Counseling Internship II is second of a two-part capstone experience. During the Internship I course, site and faculty supervisors guide and evaluate students on their ability to synthesize and apply the knowledge, skills, and professional dispositions learned throughout their program of study. Students must secure a field experience site, apply with the Office of Field Experience within the published application window, and earn approval before being eligible for Internship II enrollment. Once enrolled, students will spend a minimum average of 25-35 hours per week at the site that they have secured. They will complete direct counseling hours, weekly individual or triadic supervision with their site supervisor, administrative duties, and other activities as assigned by the site. Concurrently, students will participate in weekly case conceptualization activities, 2 hours of group supervision per week with their faculty supervisor, and other clinically relevant assignments directly related to the work at the site. This course has multiple synchronous components.

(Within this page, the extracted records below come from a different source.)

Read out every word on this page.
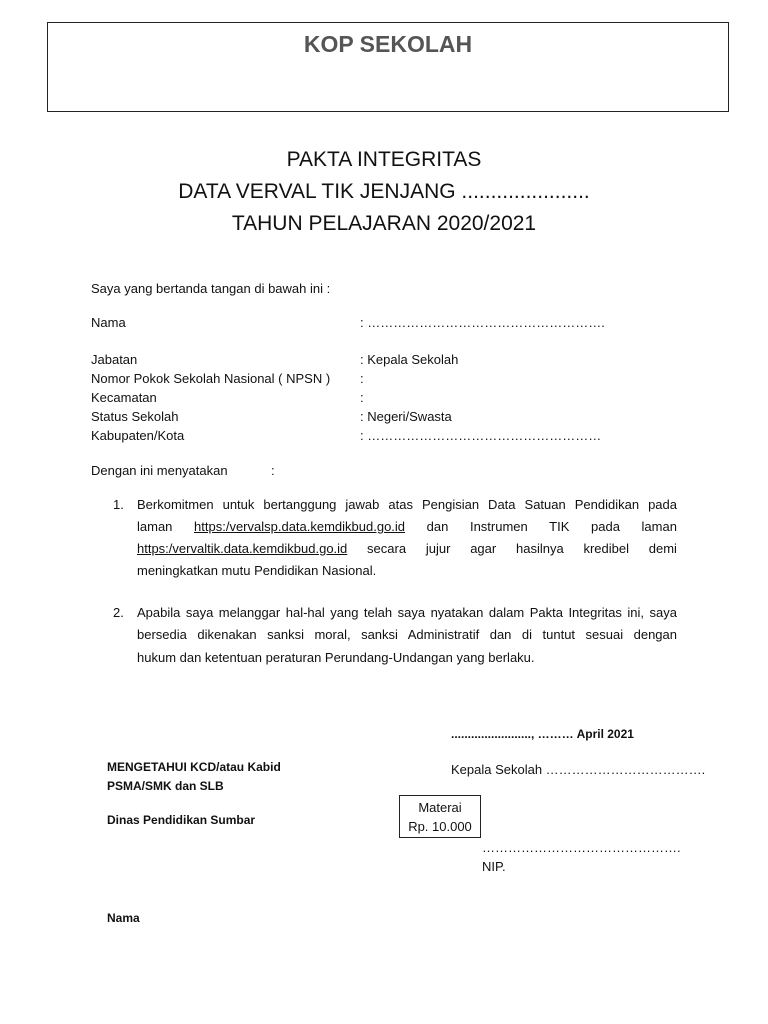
KOP SEKOLAH
PAKTA INTEGRITAS
DATA VERVAL TIK JENJANG ......................
TAHUN PELAJARAN 2020/2021
Saya yang bertanda tangan di bawah ini :
Nama	: ……………………………………………….
Jabatan	: Kepala Sekolah
Nomor Pokok Sekolah Nasional ( NPSN ) :
Kecamatan	:
Status Sekolah	: Negeri/Swasta
Kabupaten/Kota	: ………………………………………………
Dengan ini menyatakan	:
1. Berkomitmen untuk bertanggung jawab atas Pengisian Data Satuan Pendidikan pada
laman https:/vervalsp.data.kemdikbud.go.id dan Instrumen TIK pada laman
https:/vervaltik.data.kemdikbud.go.id secara jujur agar hasilnya kredibel demi
meningkatkan mutu Pendidikan Nasional.
2. Apabila saya melanggar hal-hal yang telah saya nyatakan dalam Pakta Integritas ini, saya
bersedia dikenakan sanksi moral, sanksi Administratif dan di tuntut sesuai dengan
hukum dan ketentuan peraturan Perundang-Undangan yang berlaku.
........................, ……… April 2021
MENGETAHUI KCD/atau Kabid
PSMA/SMK dan SLB
Dinas Pendidikan Sumbar
Nama
Kepala Sekolah ……………………………….
Materai
Rp. 10.000
……………………………………….
NIP.
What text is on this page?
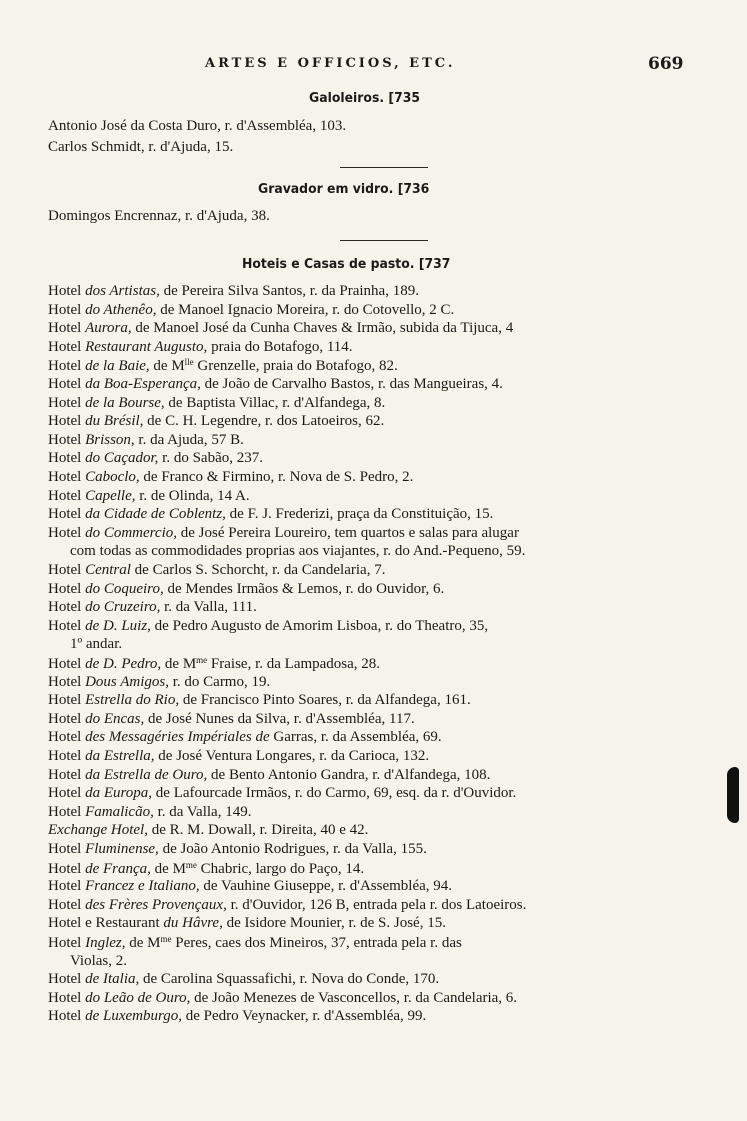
ARTES E OFFICIOS, ETC.	669
Galoleiros. [735
Antonio José da Costa Duro, r. d'Assembléa, 103.
Carlos Schmidt, r. d'Ajuda, 15.
Gravador em vidro. [736
Domingos Encrennaz, r. d'Ajuda, 38.
Hoteis e Casas de pasto. [737
Hotel dos Artistas, de Pereira Silva Santos, r. da Prainha, 189.
Hotel do Athenêo, de Manoel Ignacio Moreira, r. do Cotovello, 2 C.
Hotel Aurora, de Manoel José da Cunha Chaves & Irmão, subida da Tijuca, 4
Hotel Restaurant Augusto, praia do Botafogo, 114.
Hotel de la Baie, de $M^{lle}$ Grenzelle, praia do Botafogo, 82.
Hotel da Boa-Esperança, de João de Carvalho Bastos, r. das Mangueiras, 4.
Hotel de la Bourse, de Baptista Villac, r. d'Alfandega, 8.
Hotel du Brésil, de C. H. Legendre, r. dos Latoeiros, 62.
Hotel Brisson, r. da Ajuda, 57 B.
Hotel do Caçador, r. do Sabão, 237.
Hotel Caboclo, de Franco & Firmino, r. Nova de S. Pedro, 2.
Hotel Capelle, r. de Olinda, 14 A.
Hotel da Cidade de Coblentz, de F. J. Frederizi, praça da Constituição, 15.
Hotel do Commercio, de José Pereira Loureiro, tem quartos e salas para alugar
com todas as commodidades proprias aos viajantes, r. do And.-Pequeno, 59.
Hotel Central de Carlos S. Schorcht, r. da Candelaria, 7.
Hotel do Coqueiro, de Mendes Irmãos & Lemos, r. do Ouvidor, 6.
Hotel do Cruzeiro, r. da Valla, 111.
Hotel de D. Luiz, de Pedro Augusto de Amorim Lisboa, r. do Theatro, 35,
1º andar.
Hotel de D. Pedro, de $M^{me}$ Fraise, r. da Lampadosa, 28.
Hotel Dous Amigos, r. do Carmo, 19.
Hotel Estrella do Rio, de Francisco Pinto Soares, r. da Alfandega, 161.
Hotel do Encas, de José Nunes da Silva, r. d'Assembléa, 117.
Hotel des Messagéries Impériales de Garras, r. da Assembléa, 69.
Hotel da Estrella, de José Ventura Longares, r. da Carioca, 132.
Hotel da Estrella de Ouro, de Bento Antonio Gandra, r. d'Alfandega, 108.
Hotel da Europa, de Lafourcade Irmãos, r. do Carmo, 69, esq. da r. d'Ouvidor.
Hotel Famalicão, r. da Valla, 149.
Exchange Hotel, de R. M. Dowall, r. Direita, 40 e 42.
Hotel Fluminense, de João Antonio Rodrigues, r. da Valla, 155.
Hotel de França, de $M^{me}$ Chabric, largo do Paço, 14.
Hotel Francez e Italiano, de Vauhine Giuseppe, r. d'Assembléa, 94.
Hotel des Frères Provençaux, r. d'Ouvidor, 126 B, entrada pela r. dos Latoeiros.
Hotel e Restaurant du Hâvre, de Isidore Mounier, r. de S. José, 15.
Hotel Inglez, de $M^{me}$ Peres, caes dos Mineiros, 37, entrada pela r. das
Violas, 2.
Hotel de Italia, de Carolina Squassafichi, r. Nova do Conde, 170.
Hotel do Leão de Ouro, de João Menezes de Vasconcellos, r. da Candelaria, 6.
Hotel de Luxemburgo, de Pedro Veynacker, r. d'Assembléa, 99.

Students must be prepared to be flexible in meeting the demands of this course.
(Prerequisite(s): Successful completion of Counseling Internship I and Approval by the Office of Field Experience.)
Academic and career counselors are concerned with student life on all levels to support the personal and educational development of each student. This course examines educational, developmental, and counseling theories related to academic and career counseling. This course will focus on academic and career development from elementary school through college. The course will explore intellectual and emotional intelligence, multicultural issues, attitudes, values, and psycho-social needs of the life-long learner. Students will gain skills required to assist a highly diversified student body in academic planning, career exploration, decision making, and personal growth.